After the Civil War
In painting the post–Civil War period, which was one of unprecedented patronage for the arts from government and private sources, produced works of enduring worth and striking individuality. Among the many outstanding artists of this period, James McNeill Whistler, Albert Pinkham Ryder, Thomas Eakins, and Winslow Homer created works that rank among the finest achievements in American art. While they were contemporaries, these four are strikingly dissimilar. Whistler, an expatriate, cultivated a delicate art of suggestion in his oils and etchings, approaching the effects of French impressionism. Ryder produced a visionary art of profound emotional impact. Eakins painted sympathetic portraits of extraordinary psychological insight and uncompromising honesty. Homer's watercolors are among the strongest interpretations of pure landscape and seascape ever painted.
This period also saw the further development of the romantic landscape in the works of George Inness, Alexander H. Wyant, Homer D. Martin, and Ralph Blakelock.

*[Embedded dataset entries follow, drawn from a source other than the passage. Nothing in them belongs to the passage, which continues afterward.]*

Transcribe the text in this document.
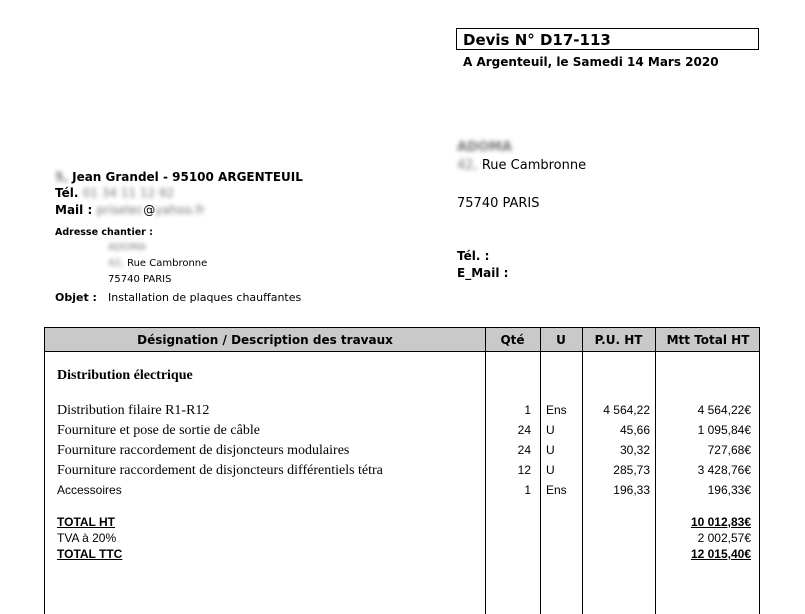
Devis N° D17-113
A Argenteuil, le Samedi 14 Mars 2020
ADOMA
42, Rue Cambronne
75740 PARIS
Tél. :
E_Mail :
5, Jean Grandel - 95100 ARGENTEUIL
Tél. 01 34 11 12 92
Mail : priselec@yahoo.fr
Adresse chantier :
ADOMA
42, Rue Cambronne
75740 PARIS
Objet : Installation de plaques chauffantes
Désignation / Description des travaux	Qté	U	P.U. HT	Mtt Total HT
Distribution électrique
Distribution filaire R1-R12	1 Ens	4 564,22	4 564,22€
Fourniture et pose de sortie de câble	24 U	45,66	1 095,84€
Fourniture raccordement de disjoncteurs modulaires	24 U	30,32	727,68€
Fourniture raccordement de disjoncteurs différentiels tétra	12 U	285,73	3 428,76€
Accessoires	1 Ens	196,33	196,33€
TOTAL HT	10 012,83€
TVA à 20%	2 002,57€
TOTAL TTC	12 015,40€
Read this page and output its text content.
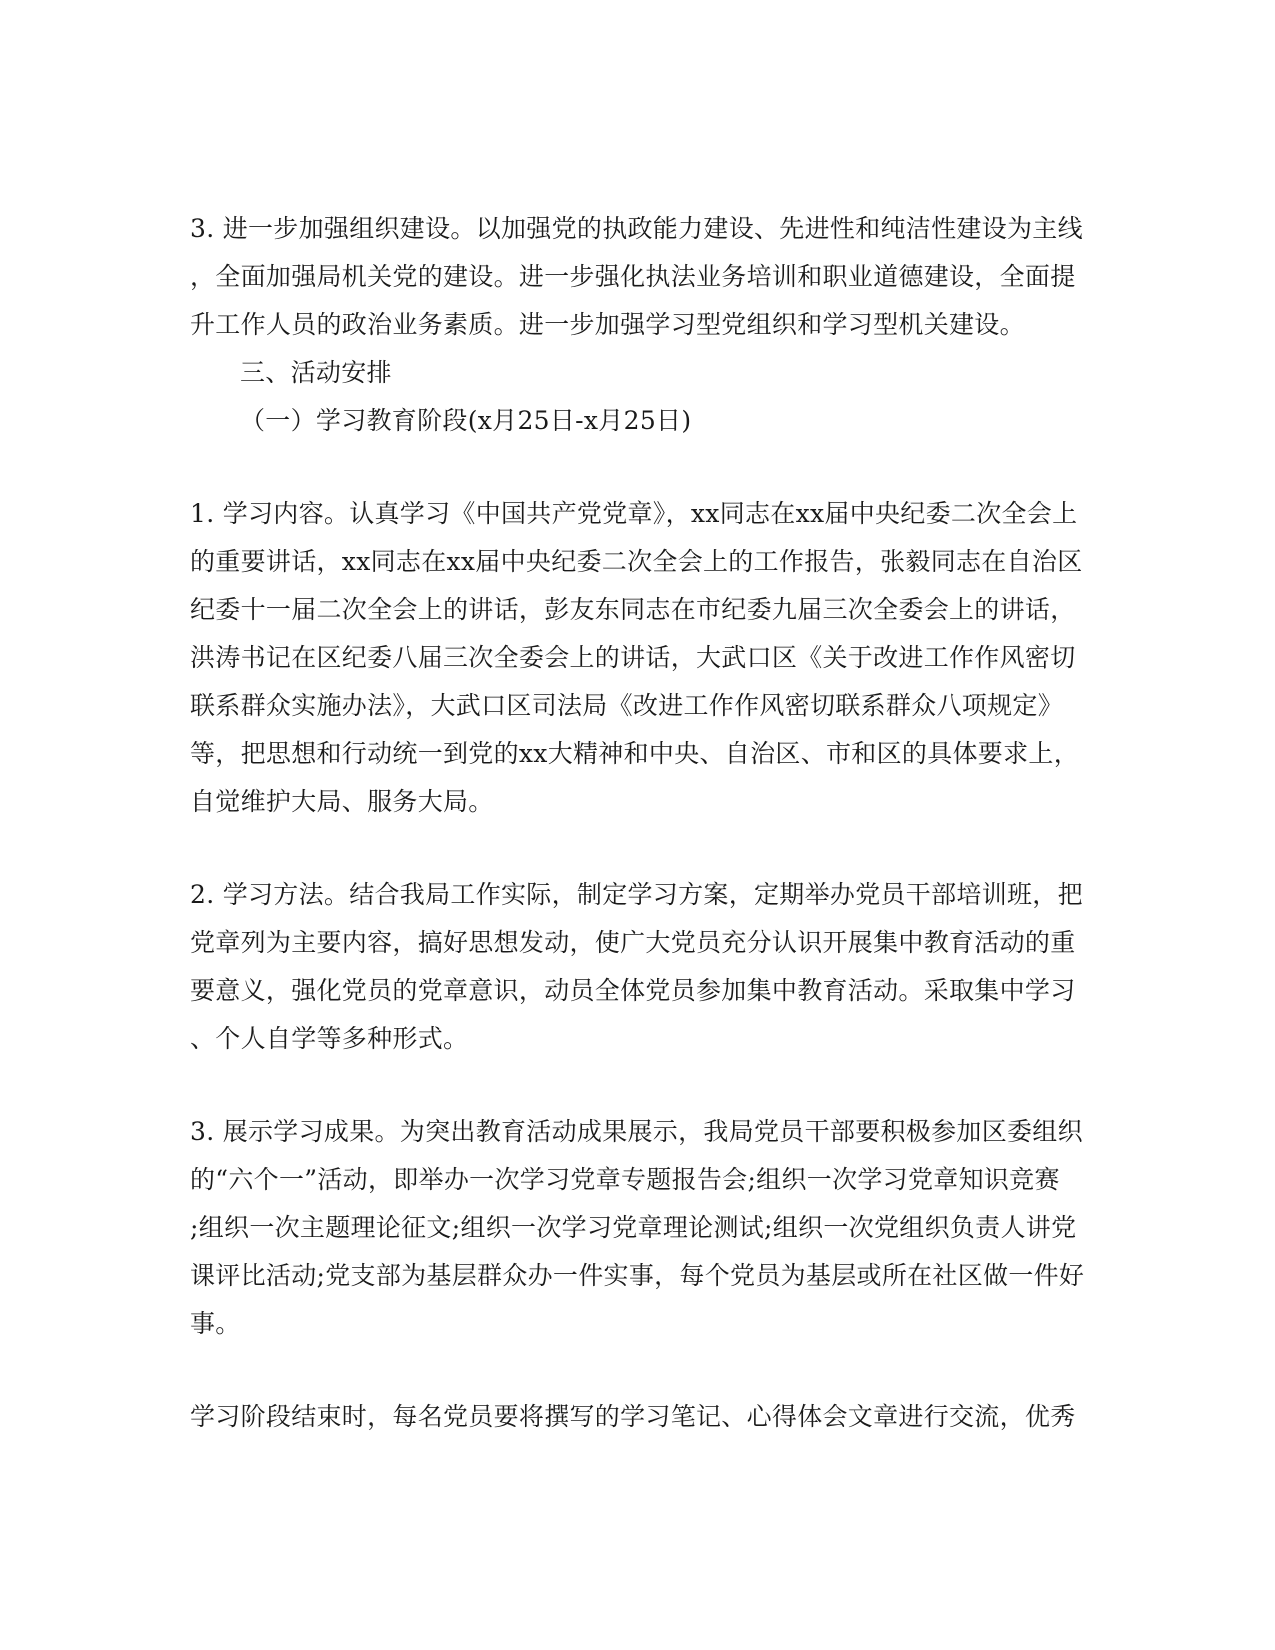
3. 进一步加强组织建设。以加强党的执政能力建设、先进性和纯洁性建设为主线
，全面加强局机关党的建设。进一步强化执法业务培训和职业道德建设，全面提
升工作人员的政治业务素质。进一步加强学习型党组织和学习型机关建设。
三、活动安排
（一）学习教育阶段(x月25日-x月25日)
1. 学习内容。认真学习《中国共产党党章》，xx同志在xx届中央纪委二次全会上
的重要讲话，xx同志在xx届中央纪委二次全会上的工作报告，张毅同志在自治区
纪委十一届二次全会上的讲话，彭友东同志在市纪委九届三次全委会上的讲话，
洪涛书记在区纪委八届三次全委会上的讲话，大武口区《关于改进工作作风密切
联系群众实施办法》，大武口区司法局《改进工作作风密切联系群众八项规定》
等，把思想和行动统一到党的xx大精神和中央、自治区、市和区的具体要求上，
自觉维护大局、服务大局。
2. 学习方法。结合我局工作实际，制定学习方案，定期举办党员干部培训班，把
党章列为主要内容，搞好思想发动，使广大党员充分认识开展集中教育活动的重
要意义，强化党员的党章意识，动员全体党员参加集中教育活动。采取集中学习
、个人自学等多种形式。
3. 展示学习成果。为突出教育活动成果展示，我局党员干部要积极参加区委组织
的“六个一”活动，即举办一次学习党章专题报告会;组织一次学习党章知识竞赛
;组织一次主题理论征文;组织一次学习党章理论测试;组织一次党组织负责人讲党
课评比活动;党支部为基层群众办一件实事，每个党员为基层或所在社区做一件好
事。
学习阶段结束时，每名党员要将撰写的学习笔记、心得体会文章进行交流，优秀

In Inness, and perhaps even more in William Morris Hunt, the influence of the Barbizon school was brought to America. Although French influence had begun to supplant German, the work of the portrait painters William M. Chase and Frank Duveneck reflected contemporary currents in Munich, as the earlier genre painters had reflected the influence of artists in Düsseldorf. John La Farge's religious murals and stained glass set a new standard for these arts.
John Singer Sargent, working chiefly in England, excelled in society portraiture, and Elihu Vedder and Edwin Abbey in illustration. At the close of the 19th cent. and the beginning of the 20th, John Twachtman, Childe Hassam, Ernest Lawson, and Mary Cassatt as well as such lesser-known American artists as Willard Metcalf (1858–1925) worked under the direct influence of French impressionism. Meanwhile, under the same influence, Maurice Prendergast created original, boldly colorful images of passing urban scenes. In a wholly different vein, realistic if somewhat romanticized scenes of life in the American West were painted by several artist-illustrators, the most prominent of whom were Frederick Remington and C. M. Russell.
In sculpture after the Civil War there was an increased demand for commemorative work. Notable sculptors in the monumental tradition include John Quincy Adams Ward and Daniel Chester French. The workshop of John Rogers produced small figures and genre groups that became popular. Later, Remington's small bronzes extended the subject matter of native realism westward to include the cowboy. Neoclassical tendencies dominated in the work of Olin Warner and Augustus Saint-Gaudens, both of whom studied in Paris.